Una notizia che colpisce nel profondo chiunque abbia a cuore il futuro delle nuove generazioni. La Parsi nel corso della sua vita è stata un'autentica "sentinella dell'anima" che ha saputo leggere ed interpretare i mutamenti della nostra società con una sensibilità rara e una fermezza intellettuale instancabile.
Il panorama culturale e pedagogico italiano perde una voce fuori dal coro, capace di sussurrare ai cuori e, al contempo, di gridare alle istituzioni.
Se ne va una donna che ha fatto dell’ascolto la sua missione di vita, lasciandoci in eredità un monito che oggi suona come un testamento spirituale e politico.
Mentre il mondo corre verso una digitalizzazione sempre più sfrenata, pur non rivolgendo una critica diretta alla tecnologia in sè, la nota psicoterapeuta ci invita a riflettere sul vuoto pneumatico che essa rischia di generare quando manca la relazione educativa reale.
Dal suo punto di vista, il disagio dei giovani non è un'astrazione clinica, ma il grido di chi si sente orfano di comunicazione affettiva all'interno di quelle "agenzie educative" - la famiglia e la scuola - che oggi faticano a ritrovare il proprio baricentro.
La sua frase simbolo "invece di andare sulla Luna, torniamo in famiglia" racchiude l'essenza del suo pensiero critico.

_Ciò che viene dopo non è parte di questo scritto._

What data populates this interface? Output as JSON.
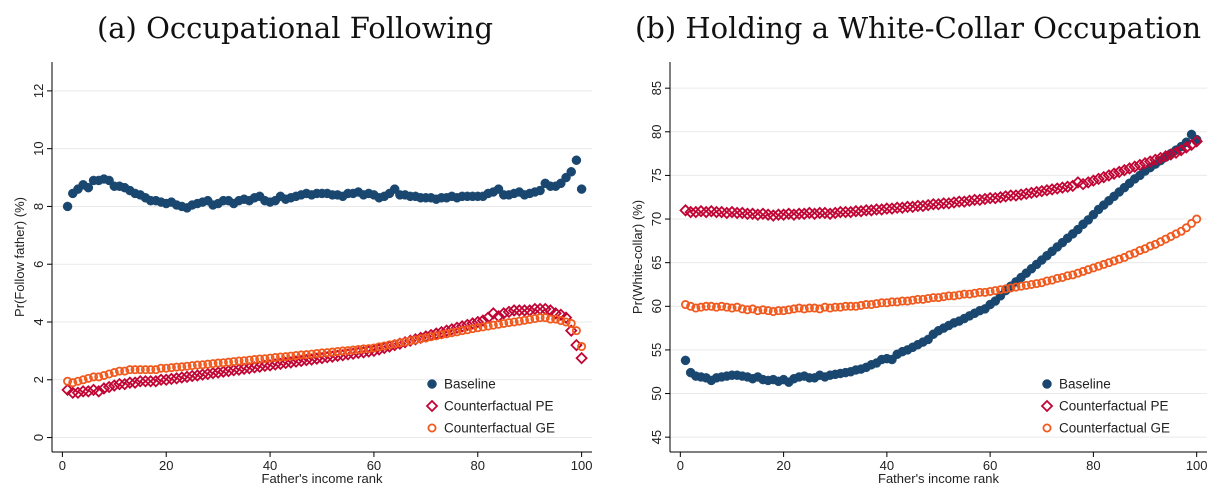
{
  "chart_data": [
    {
      "type": "scatter",
      "title": "(a) Occupational Following",
      "xlabel": "Father's income rank",
      "ylabel": "Pr(Follow father) (%)",
      "xlim": [
        -2,
        102
      ],
      "xticks": [
        0,
        20,
        40,
        60,
        80,
        100
      ],
      "ylim": [
        -0.5,
        13
      ],
      "yticks": [
        0,
        2,
        4,
        6,
        8,
        10,
        12
      ],
      "grid": true,
      "legend": "lower right",
      "x": [
        1,
        2,
        3,
        4,
        5,
        6,
        7,
        8,
        9,
        10,
        11,
        12,
        13,
        14,
        15,
        16,
        17,
        18,
        19,
        20,
        21,
        22,
        23,
        24,
        25,
        26,
        27,
        28,
        29,
        30,
        31,
        32,
        33,
        34,
        35,
        36,
        37,
        38,
        39,
        40,
        41,
        42,
        43,
        44,
        45,
        46,
        47,
        48,
        49,
        50,
        51,
        52,
        53,
        54,
        55,
        56,
        57,
        58,
        59,
        60,
        61,
        62,
        63,
        64,
        65,
        66,
        67,
        68,
        69,
        70,
        71,
        72,
        73,
        74,
        75,
        76,
        77,
        78,
        79,
        80,
        81,
        82,
        83,
        84,
        85,
        86,
        87,
        88,
        89,
        90,
        91,
        92,
        93,
        94,
        95,
        96,
        97,
        98,
        99,
        100
      ],
      "series": [
        {
          "name": "Baseline",
          "color": "#1a476f",
          "marker": "circle",
          "filled": true,
          "values": [
            8.0,
            8.45,
            8.6,
            8.75,
            8.65,
            8.9,
            8.9,
            8.95,
            8.9,
            8.7,
            8.7,
            8.65,
            8.55,
            8.45,
            8.4,
            8.3,
            8.2,
            8.2,
            8.15,
            8.1,
            8.15,
            8.05,
            8.0,
            7.95,
            8.05,
            8.1,
            8.15,
            8.2,
            8.05,
            8.1,
            8.2,
            8.2,
            8.1,
            8.2,
            8.25,
            8.2,
            8.3,
            8.35,
            8.2,
            8.15,
            8.2,
            8.35,
            8.25,
            8.3,
            8.35,
            8.4,
            8.45,
            8.4,
            8.45,
            8.45,
            8.45,
            8.4,
            8.4,
            8.35,
            8.45,
            8.45,
            8.5,
            8.4,
            8.45,
            8.4,
            8.3,
            8.35,
            8.45,
            8.6,
            8.4,
            8.4,
            8.35,
            8.35,
            8.3,
            8.3,
            8.3,
            8.25,
            8.3,
            8.3,
            8.35,
            8.3,
            8.35,
            8.35,
            8.35,
            8.35,
            8.35,
            8.45,
            8.5,
            8.6,
            8.4,
            8.4,
            8.45,
            8.5,
            8.4,
            8.45,
            8.5,
            8.55,
            8.8,
            8.7,
            8.7,
            8.8,
            9.0,
            9.2,
            9.6,
            8.6
          ]
        },
        {
          "name": "Counterfactual PE",
          "color": "#c10534",
          "marker": "diamond",
          "filled": false,
          "values": [
            1.65,
            1.55,
            1.55,
            1.6,
            1.6,
            1.65,
            1.6,
            1.7,
            1.75,
            1.8,
            1.85,
            1.85,
            1.9,
            1.9,
            1.95,
            1.95,
            1.95,
            1.95,
            2.0,
            2.0,
            2.03,
            2.05,
            2.08,
            2.1,
            2.13,
            2.15,
            2.18,
            2.2,
            2.23,
            2.25,
            2.28,
            2.3,
            2.33,
            2.35,
            2.38,
            2.4,
            2.43,
            2.45,
            2.48,
            2.5,
            2.53,
            2.55,
            2.58,
            2.6,
            2.63,
            2.65,
            2.68,
            2.7,
            2.73,
            2.75,
            2.78,
            2.8,
            2.83,
            2.85,
            2.88,
            2.9,
            2.93,
            2.95,
            2.98,
            3.0,
            3.05,
            3.1,
            3.15,
            3.2,
            3.25,
            3.3,
            3.35,
            3.4,
            3.45,
            3.5,
            3.55,
            3.6,
            3.65,
            3.7,
            3.75,
            3.8,
            3.85,
            3.9,
            3.95,
            4.0,
            4.05,
            4.15,
            4.3,
            4.2,
            4.3,
            4.35,
            4.4,
            4.4,
            4.4,
            4.4,
            4.45,
            4.45,
            4.45,
            4.4,
            4.3,
            4.25,
            4.15,
            3.7,
            3.2,
            2.75
          ]
        },
        {
          "name": "Counterfactual GE",
          "color": "#f05a1e",
          "marker": "circle",
          "filled": false,
          "values": [
            1.95,
            1.9,
            1.95,
            2.0,
            2.05,
            2.1,
            2.1,
            2.15,
            2.2,
            2.25,
            2.3,
            2.3,
            2.35,
            2.35,
            2.35,
            2.35,
            2.35,
            2.35,
            2.4,
            2.4,
            2.42,
            2.44,
            2.45,
            2.47,
            2.49,
            2.51,
            2.52,
            2.54,
            2.56,
            2.58,
            2.59,
            2.61,
            2.63,
            2.65,
            2.66,
            2.68,
            2.7,
            2.72,
            2.73,
            2.75,
            2.77,
            2.79,
            2.8,
            2.82,
            2.84,
            2.86,
            2.87,
            2.89,
            2.91,
            2.93,
            2.94,
            2.96,
            2.98,
            3.0,
            3.01,
            3.03,
            3.05,
            3.07,
            3.08,
            3.1,
            3.14,
            3.17,
            3.21,
            3.24,
            3.28,
            3.31,
            3.35,
            3.38,
            3.42,
            3.45,
            3.49,
            3.52,
            3.56,
            3.59,
            3.63,
            3.66,
            3.7,
            3.73,
            3.77,
            3.8,
            3.83,
            3.86,
            3.89,
            3.92,
            3.95,
            3.98,
            4.0,
            4.03,
            4.06,
            4.09,
            4.12,
            4.15,
            4.15,
            4.1,
            4.1,
            4.05,
            4.0,
            3.95,
            3.7,
            3.15
          ]
        }
      ]
    },
    {
      "type": "scatter",
      "title": "(b) Holding a White-Collar Occupation",
      "xlabel": "Father's income rank",
      "ylabel": "Pr(White-collar) (%)",
      "xlim": [
        -2,
        102
      ],
      "xticks": [
        0,
        20,
        40,
        60,
        80,
        100
      ],
      "ylim": [
        43.3,
        88
      ],
      "yticks": [
        45,
        50,
        55,
        60,
        65,
        70,
        75,
        80,
        85
      ],
      "grid": true,
      "legend": "lower right",
      "x": [
        1,
        2,
        3,
        4,
        5,
        6,
        7,
        8,
        9,
        10,
        11,
        12,
        13,
        14,
        15,
        16,
        17,
        18,
        19,
        20,
        21,
        22,
        23,
        24,
        25,
        26,
        27,
        28,
        29,
        30,
        31,
        32,
        33,
        34,
        35,
        36,
        37,
        38,
        39,
        40,
        41,
        42,
        43,
        44,
        45,
        46,
        47,
        48,
        49,
        50,
        51,
        52,
        53,
        54,
        55,
        56,
        57,
        58,
        59,
        60,
        61,
        62,
        63,
        64,
        65,
        66,
        67,
        68,
        69,
        70,
        71,
        72,
        73,
        74,
        75,
        76,
        77,
        78,
        79,
        80,
        81,
        82,
        83,
        84,
        85,
        86,
        87,
        88,
        89,
        90,
        91,
        92,
        93,
        94,
        95,
        96,
        97,
        98,
        99,
        100
      ],
      "series": [
        {
          "name": "Baseline",
          "color": "#1a476f",
          "marker": "circle",
          "filled": true,
          "values": [
            53.8,
            52.4,
            52.0,
            51.9,
            51.8,
            51.5,
            51.8,
            51.9,
            52.0,
            52.1,
            52.1,
            52.0,
            51.9,
            51.7,
            51.9,
            51.6,
            51.5,
            51.6,
            51.4,
            51.6,
            51.3,
            51.7,
            51.9,
            52.0,
            51.8,
            51.8,
            52.1,
            51.9,
            52.1,
            52.2,
            52.3,
            52.4,
            52.5,
            52.7,
            52.8,
            53.0,
            53.3,
            53.5,
            53.9,
            54.0,
            53.9,
            54.5,
            54.8,
            55.0,
            55.3,
            55.6,
            55.9,
            56.2,
            56.8,
            57.2,
            57.5,
            57.8,
            58.1,
            58.3,
            58.6,
            58.9,
            59.2,
            59.5,
            59.7,
            60.2,
            60.6,
            61.2,
            61.8,
            62.3,
            62.8,
            63.3,
            63.8,
            64.3,
            64.8,
            65.3,
            65.8,
            66.3,
            66.8,
            67.3,
            67.8,
            68.3,
            68.8,
            69.4,
            69.9,
            70.5,
            71.1,
            71.6,
            72.1,
            72.6,
            73.1,
            73.6,
            74.1,
            74.6,
            75.0,
            75.5,
            75.9,
            76.3,
            76.7,
            77.1,
            77.5,
            77.9,
            78.3,
            78.8,
            79.7,
            79.1
          ]
        },
        {
          "name": "Counterfactual PE",
          "color": "#c10534",
          "marker": "diamond",
          "filled": false,
          "values": [
            71.0,
            70.8,
            70.8,
            70.9,
            70.8,
            70.9,
            70.8,
            70.8,
            70.7,
            70.8,
            70.7,
            70.7,
            70.6,
            70.6,
            70.5,
            70.6,
            70.5,
            70.4,
            70.5,
            70.5,
            70.6,
            70.5,
            70.6,
            70.6,
            70.7,
            70.6,
            70.7,
            70.7,
            70.6,
            70.7,
            70.8,
            70.8,
            70.8,
            70.9,
            70.9,
            71.0,
            71.0,
            71.1,
            71.1,
            71.2,
            71.2,
            71.3,
            71.3,
            71.4,
            71.4,
            71.5,
            71.5,
            71.6,
            71.7,
            71.7,
            71.8,
            71.8,
            71.9,
            72.0,
            72.0,
            72.1,
            72.2,
            72.2,
            72.3,
            72.4,
            72.4,
            72.5,
            72.6,
            72.7,
            72.7,
            72.8,
            72.9,
            73.0,
            73.1,
            73.2,
            73.3,
            73.4,
            73.5,
            73.6,
            73.7,
            73.8,
            74.2,
            74.0,
            74.2,
            74.4,
            74.6,
            74.8,
            75.0,
            75.2,
            75.4,
            75.6,
            75.8,
            76.0,
            76.2,
            76.4,
            76.6,
            76.8,
            77.0,
            77.2,
            77.4,
            77.6,
            77.9,
            78.2,
            78.5,
            78.9
          ]
        },
        {
          "name": "Counterfactual GE",
          "color": "#f05a1e",
          "marker": "circle",
          "filled": false,
          "values": [
            60.2,
            60.0,
            59.8,
            59.9,
            60.0,
            60.0,
            59.9,
            60.0,
            59.9,
            59.8,
            59.9,
            59.7,
            59.6,
            59.7,
            59.5,
            59.6,
            59.5,
            59.4,
            59.5,
            59.5,
            59.6,
            59.7,
            59.8,
            59.7,
            59.8,
            59.8,
            59.7,
            59.9,
            59.8,
            59.9,
            59.9,
            60.0,
            60.0,
            60.0,
            60.1,
            60.2,
            60.2,
            60.3,
            60.4,
            60.4,
            60.5,
            60.5,
            60.6,
            60.6,
            60.7,
            60.8,
            60.8,
            60.9,
            61.0,
            61.0,
            61.1,
            61.2,
            61.2,
            61.3,
            61.4,
            61.4,
            61.5,
            61.6,
            61.6,
            61.7,
            61.8,
            61.9,
            62.0,
            62.1,
            62.2,
            62.3,
            62.4,
            62.5,
            62.6,
            62.7,
            62.9,
            63.0,
            63.2,
            63.3,
            63.5,
            63.6,
            63.8,
            64.0,
            64.2,
            64.4,
            64.6,
            64.8,
            65.0,
            65.2,
            65.4,
            65.6,
            65.9,
            66.1,
            66.4,
            66.6,
            66.9,
            67.1,
            67.4,
            67.7,
            68.0,
            68.3,
            68.6,
            69.0,
            69.5,
            70.0
          ]
        }
      ]
    }
  ]
}
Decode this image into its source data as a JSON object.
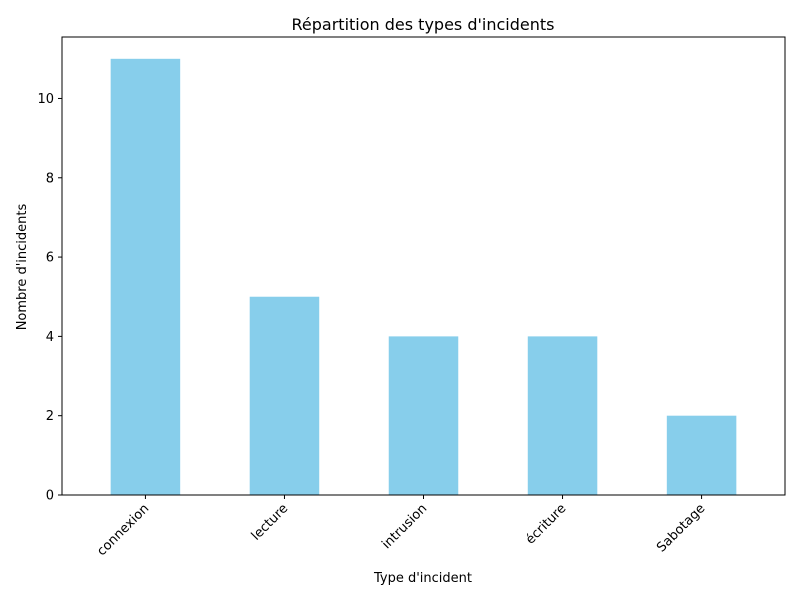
{
  "chart_data": {
    "type": "bar",
    "title": "Répartition des types d'incidents",
    "xlabel": "Type d'incident",
    "ylabel": "Nombre d'incidents",
    "categories": [
      "connexion",
      "lecture",
      "intrusion",
      "écriture",
      "Sabotage"
    ],
    "values": [
      11,
      5,
      4,
      4,
      2
    ],
    "ylim": [
      0,
      11.55
    ],
    "yticks": [
      0,
      2,
      4,
      6,
      8,
      10
    ],
    "bar_color": "#87ceeb",
    "grid": false,
    "legend": "none"
  }
}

In un'epoca di conquiste spaziali ed intelligenza artificiale, la docente ci ha ricordato che la vera frontiera da esplorare è quella dei legami umani.
La famiglia, in ogni sua forma contemporanea, resta per lei il luogo sacro della prevenzione e del benessere, un nucleo da proteggere con strumenti concreti, non solo con la retorica.
Infatti, il suo impegno non si è mai fermato alla teoria.
Sognava, e chiedeva con forza, una scuola che non fosse un "votificio", ma un centro culturale polivalente.
La sua proposta di uno "psicologo in ogni classe" non costituisce una richiesta corporativa, ma una visione lungimirante volta ad intercettare il dolore prima che diventi cronico, con l'obiettivo di trasformare l'aula in un laboratorio di socialità e dialogo.
Oltre al suo lascito, formato da un numero considerevole di pubblicazioni editoriali, interventi e progetti, la Parsi attraverso i suoi contributi ha in qualche modo investito ognuno di noi di una responsabilità: quella di non smettere di promuovere le relazioni umane e di divulgare l'educazione e la prevenzione psicologica.
Fondamentalmente, Maria Rita Parsi ci ha insegnato che il progresso senza radici affettive è solo un'illusione ottica.
Oggi, nel salutarla, il modo migliore per onorarla è quello di continuare l'opera di divulgazione dei principi in cui credeva, per tentare di costruire un mondo migliore.